But there has never been any expectation of privacy when in public. Especially when it comes to something regulated like driving a car. Should there be some change in the law now forbidding collecting licence plate data because it is easier to do en-masse?
"But there has never been any expectation of privacy when in public."
There's been an assumption about "just another face in the crowd" pseudo-privacy though.
"Should there be some change in the law now forbidding collecting licence plate data because it is easier to do en-masse?"
Yeah, I think there should. There's a fundamental difference between law enforcement (or even commercial businesses) being able to target specific people or locations to do time-limited licence plate collection - and this new "record everything and archive it all forever" surveillance capability.
I don't claim to "know for sure that everybody considers it wrong", but I do claim that so far nobody has asked if I think it's OK. There are examples of industries that have tight regulation over the privacy-relevant data they collect and store (medical, financial, childcare are a few I've bumped into) - we should at least have the discussion about whether people involved in widespread collection of vehicle location/time data should have HIPPA/PCI type regulation of that practice, and some well known (and enforced) repercussions for mis-using that data.
That's the question, isn't it? LE uses facial recognition to scan crowds. Now cars are tracked, not using GPS, an observing officer, or a member of the public (who may need to report a crime), but by snarfing video of all the license plates with a geolocated camera, timestamping and OCRing them, and storing the resulting information.
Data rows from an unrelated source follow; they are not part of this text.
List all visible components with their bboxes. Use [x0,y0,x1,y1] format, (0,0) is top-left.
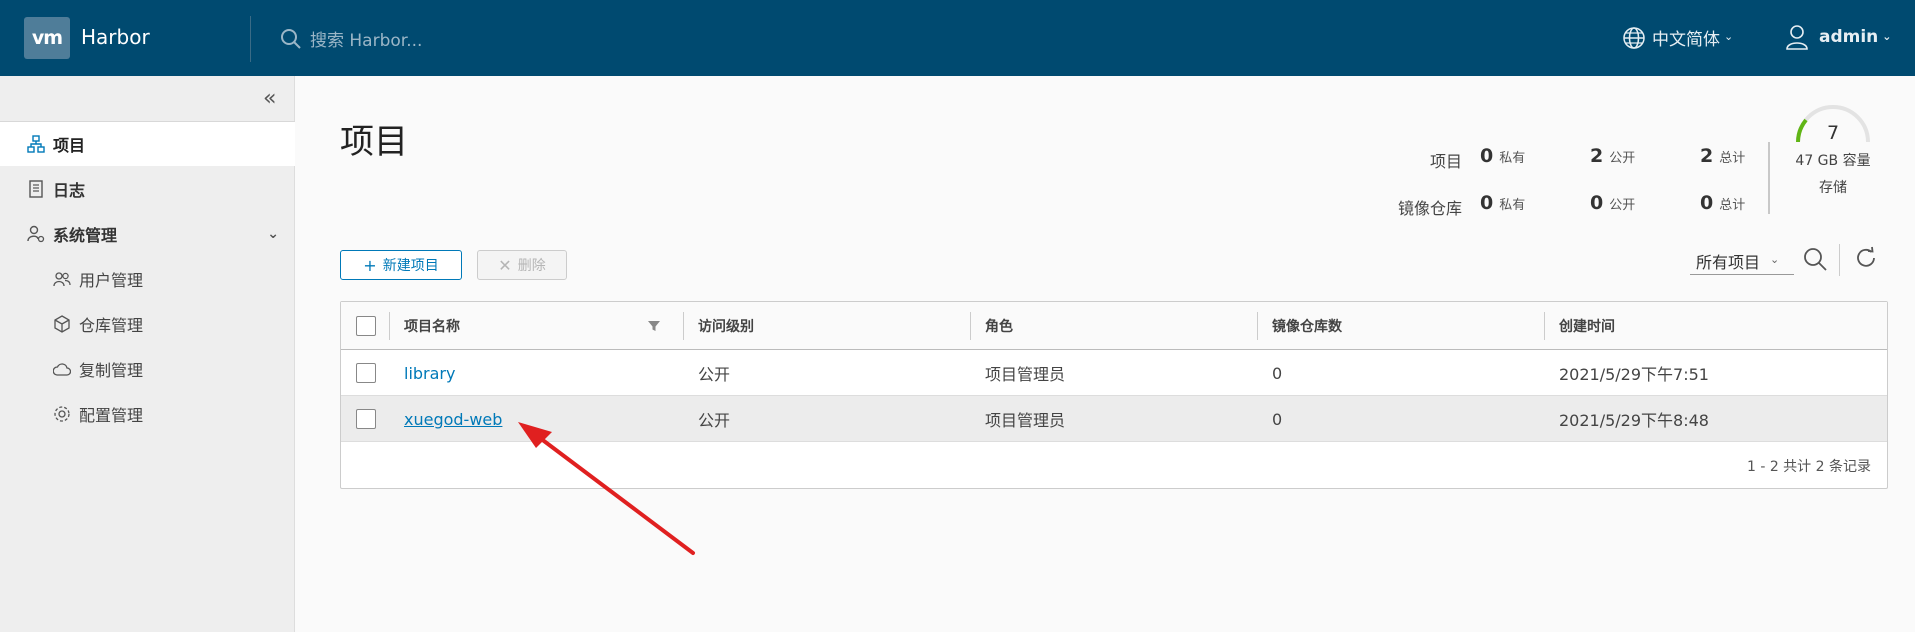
projects-total-stat: 2 总计 [1700,145,1746,167]
page-title: 项目 [340,122,408,162]
sidebar-item-logs[interactable]: 日志 [0,167,295,211]
plus-icon: + [363,255,377,275]
repo-count-cell: 0 [1272,363,1283,383]
table-header: 项目名称 访问级别 角色 镜像仓库数 创建时间 [341,302,1887,350]
search-icon [281,28,301,49]
storage-value: 7 [1826,122,1840,144]
sidebar-item-label: 复制管理 [79,361,144,380]
gear-icon [53,405,71,423]
projects-stat-label: 项目 [1429,152,1462,171]
cloud-icon [53,360,71,378]
row-checkbox[interactable] [356,409,376,429]
storage-gauge: 7 47 GB 容量 存储 [1790,104,1876,204]
chevron-down-icon: ⌄ [1724,30,1734,43]
filter-icon[interactable] [647,320,661,332]
row-checkbox[interactable] [356,363,376,383]
sidebar-item-label: 项目 [53,136,86,155]
projects-public-stat: 2 公开 [1590,145,1636,167]
sidebar-item-registries[interactable]: 仓库管理 [0,302,295,346]
chevron-down-icon: ⌄ [1882,29,1892,43]
globe-icon [1623,26,1645,49]
new-project-button[interactable]: + 新建项目 [340,250,462,280]
collapse-sidebar-icon[interactable]: « [263,86,276,111]
sidebar-item-projects[interactable]: 项目 [0,122,295,166]
column-header-repo-count[interactable]: 镜像仓库数 [1257,302,1544,350]
language-selector[interactable]: 中文简体 ⌄ [1622,25,1733,50]
projects-private-stat: 0 私有 [1480,145,1526,167]
user-icon [1786,25,1808,50]
repo-count-cell: 0 [1272,409,1283,429]
project-name-link[interactable]: library [389,350,455,396]
top-header: vm Harbor 搜索 Harbor... 中文简体 ⌄ admin ⌄ [0,0,1915,76]
sidebar-item-label: 日志 [53,181,86,200]
users-icon [53,270,71,288]
annotation-arrow [518,422,695,555]
sidebar-item-label: 用户管理 [79,271,144,290]
column-header-created[interactable]: 创建时间 [1544,302,1844,350]
storage-capacity: 47 GB 容量 [1795,153,1871,169]
created-time-cell: 2021/5/29下午7:51 [1559,365,1709,384]
repos-private-stat: 0 私有 [1480,192,1526,214]
delete-button[interactable]: ✕ 删除 [477,250,567,280]
sidebar-item-replication[interactable]: 复制管理 [0,347,295,391]
sidebar-item-label: 配置管理 [79,406,144,425]
chevron-down-icon: ⌄ [1770,253,1780,266]
app-name[interactable]: Harbor [81,25,150,49]
vm-logo[interactable]: vm [24,17,70,59]
column-header-role[interactable]: 角色 [970,302,1257,350]
sidebar: « 项目 日志 系统管理 ⌄ 用户管理 仓库管理 复制管理 配置管理 [0,76,295,632]
select-all-checkbox[interactable] [356,316,376,336]
project-name-link[interactable]: xuegod-web [389,396,502,442]
project-filter-select[interactable]: 所有项目 ⌄ [1690,247,1794,275]
refresh-icon[interactable] [1854,246,1878,274]
user-menu[interactable]: admin ⌄ [1785,24,1892,50]
sidebar-item-configuration[interactable]: 配置管理 [0,392,295,436]
search-icon[interactable] [1802,246,1828,276]
box-icon [53,315,71,333]
username: admin [1819,27,1879,47]
sidebar-item-system-admin[interactable]: 系统管理 ⌄ [0,212,295,256]
sidebar-item-users[interactable]: 用户管理 [0,257,295,301]
created-time-cell: 2021/5/29下午8:48 [1559,411,1709,430]
close-icon: ✕ [498,255,512,275]
language-label: 中文简体 [1652,30,1720,50]
user-gear-icon [27,225,45,243]
column-header-access[interactable]: 访问级别 [683,302,970,350]
chevron-down-icon[interactable]: ⌄ [267,226,279,242]
sidebar-item-label: 系统管理 [53,226,118,245]
header-divider [250,16,251,62]
access-level-cell: 公开 [698,365,731,384]
sidebar-item-label: 仓库管理 [79,316,144,335]
repos-public-stat: 0 公开 [1590,192,1636,214]
projects-icon [27,135,45,153]
repos-total-stat: 0 总计 [1700,192,1746,214]
storage-label: 存储 [1819,180,1847,196]
role-cell: 项目管理员 [985,365,1066,384]
global-search[interactable]: 搜索 Harbor... [280,26,422,51]
role-cell: 项目管理员 [985,411,1066,430]
toolbar-divider [1839,244,1840,276]
repos-stat-label: 镜像仓库 [1397,199,1462,218]
log-icon [27,180,45,198]
table-row[interactable]: library 公开 项目管理员 0 2021/5/29下午7:51 [341,350,1887,396]
search-placeholder[interactable]: 搜索 Harbor... [310,26,422,51]
column-header-name[interactable]: 项目名称 [389,302,679,350]
stats-divider [1768,142,1770,214]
The next thing that pops into my head is the fingerprint. Not because it's "easy" to get, but you also have no reasonable expectation of privacy with them.
Imagine the embarrassment when "no two fingerprints are alike" is finally disproven as some poor bastard is arrested and charged with a crime committed by another person solely on the basis of his thumbprint.
It doesn't seem to embarrass prosecutors too much when they jail someone for five months based on "conclusive DNA evidence" - even though the suspect was in hospital with a blood alcohol reading on 0.4 from two hours before the crime to 12 hours afterwards. And who'd been take to hospital by the same ambulance crew that attended the crime later on and moved the victim… You can see where this is going right? - "The paramedics physically moved both Anderson and Kumra, resulting in the inadvertent DNA transfer…"
How on earth can someone end up in jail for five months under those circumstances?
(Note too, the other suspect jailed for seven months - for, several months before the killing, posting a photo of the future-victim's house to Instagram…)
Not quite charged, but held for two weeks and only released when someone without an alibi of being on the other side of the planet was found to also have matching prints...
When you hear diplomats and intelligence types on radio interviews, as I have in the past week, talking of never having sensitive conversations in private homes or hotel rooms, but instead going outdoors where audio surveillance is difficult, the whole "expectation of privacy" gets turned on its head.
The law may not recognize this (though I suspect that's a tad fuzzy). Spycraft most certainly does.